Jazz trumpeter Clark Terry, whose seven-decade career as a leader of big bands and sideman spanned a golden era of 20th century jazz, has died at 94, his wife announced on Sunday.
"Our beloved Clark Terry has joined the big band in heaven where he'll be singing and playing with the angels," his wife Gwen said on his Facebook page.
"He left us peacefully, surrounded by his family, students and friends."
Terry, who was honored in 2010 with a Grammy Lifetime Achievement Award, was best known to the broader US public as a soloist on the house band of NBC's "The Tonight Show."
But he played with many of the marquee names of jazz, and flourished in a period of musical brilliance.
Born in St.
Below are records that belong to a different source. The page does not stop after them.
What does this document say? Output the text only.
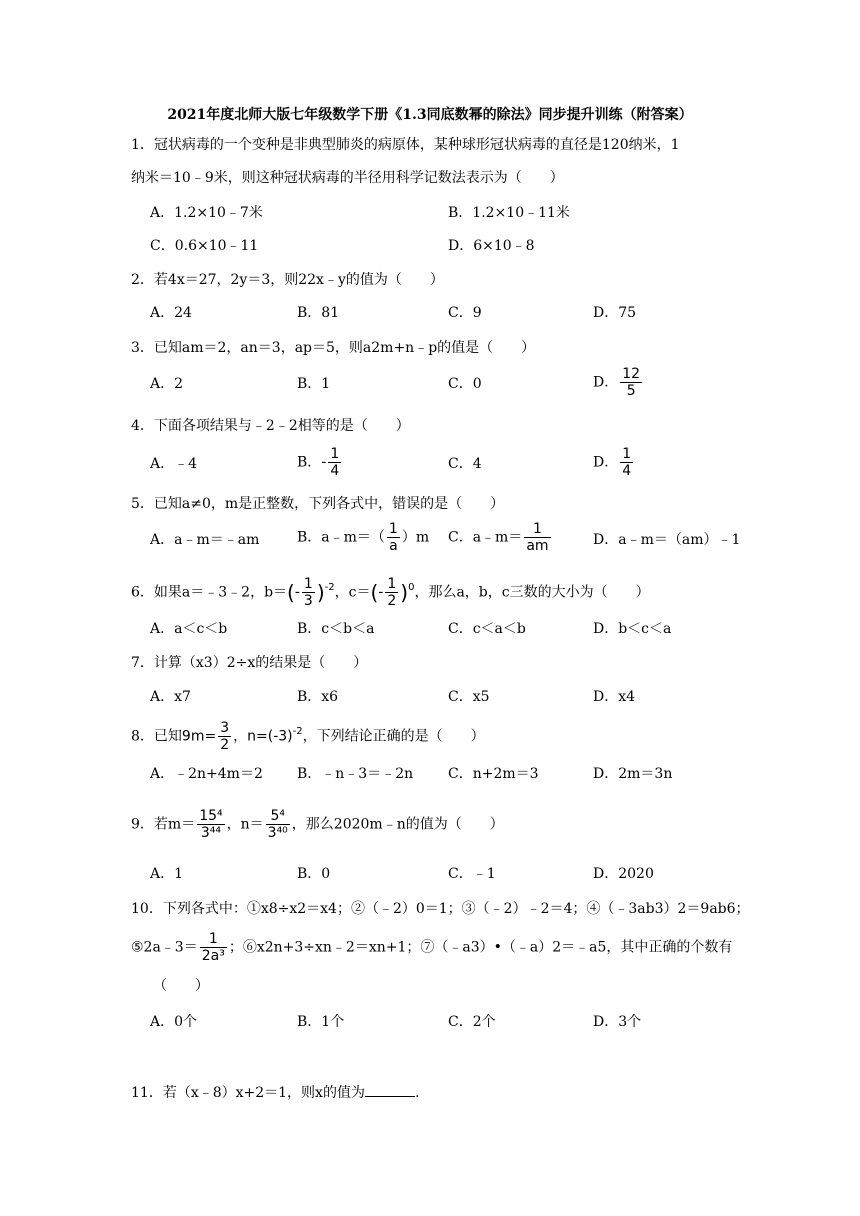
2021年度北师大版七年级数学下册《1.3同底数幂的除法》同步提升训练（附答案）
1．冠状病毒的一个变种是非典型肺炎的病原体，某种球形冠状病毒的直径是120纳米，1
纳米＝10﹣9米，则这种冠状病毒的半径用科学记数法表示为（　　）
A．1.2×10﹣7米	B．1.2×10﹣11米
C．0.6×10﹣11	D．6×10﹣8
2．若4x＝27，2y＝3，则22x﹣y的值为（　　）
A．24	B．81	C．9	D．75
3．已知am＝2，an＝3，ap＝5，则a2m+n﹣p的值是（　　）
A．2	B．1	C．0	D． $\frac{12}{5}$
4．下面各项结果与﹣2﹣2相等的是（　　）
A．﹣4	B．- $\frac{1}{4}$	C．4	D． $\frac{1}{4}$
5．已知a≠0，m是正整数，下列各式中，错误的是（　　）
A．a﹣m＝﹣am	B．a﹣m＝（ $\frac{1}{a} )m$ C．a﹣m＝ $\frac{1}{am}$	D．a﹣m＝（am）﹣1
6．如果a＝﹣3﹣2，$b=(- \frac{1}{3} )^{-2}$，$c=(- \frac{1}{2} )^0$，那么a，b，c三数的大小为（　　）
A．a＜c＜b	B．c＜b＜a	C．c＜a＜b	D．b＜c＜a
7．计算（x3）2÷x的结果是（　　）
A．x7	B．x6	C．x5	D．x4
8．已知$9m= \frac{3}{2}$ ，$n=(-3)^{-2}$，下列结论正确的是（　　）
A．﹣2n+4m＝2 B．﹣n﹣3＝﹣2n C．n+2m＝3	D．2m＝3n
9．若$m= \frac{\text{15⁴}}{\text{3⁴⁴}}$ ，$n= \frac{\text{5⁴}}{\text{3⁴⁰}}$ ，那么2020m﹣n的值为（　　）
A．1	B．0	C．﹣1	D．2020
10．下列各式中：①x8÷x2＝x4；②（﹣2）0＝1；③（﹣2）﹣2＝4；④（﹣3ab3）2＝9ab6；
⑤2a﹣3＝ $\frac{1}{\text{2a³}}$ ；⑥x2n+3÷xn﹣2＝xn+1；⑦（﹣a3）•（﹣a）2＝﹣a5，其中正确的个数有
（　　）
A．0个	B．1个	C．2个	D．3个
11．若（x﹣8）x+2＝1，则x的值为	.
Louis, Missouri in 1920, he began playing in clubs in the early 1940s and then with US Navy bands during World War II.
After the war, he played with the Count Basie and Duke Ellington orchestras, and was part of the group that performed Ellington's score for Otto Preminger's "Anatomy of a Murder" in 1959.
Terry performed with Billie Holiday, Ella Fitzgerald, Dinah Washington, Stan Getz, Thelonious Monk, Billy Strayhorn, Louis Armstrong, Yusef Lateef, Dizzy Gillespie and many others.
He was a mentor to big band leader, composer-arranger Quincy Jones and another legend, trumpeter Miles Davis.
Variety said he led or co-led more than 80 recording dates and played on more than 900 sessions by the time of his last one in 2004.
From the 1970s onward, Terry toured with the Oscar Peterson and his own Big B-A-D band.
Named a Jazz Master by the National Endowment for the Arts, he toured the Middle East and Africa as a cultural ambassador for the US State Department.
In 2011, he published the autobiography "Clark."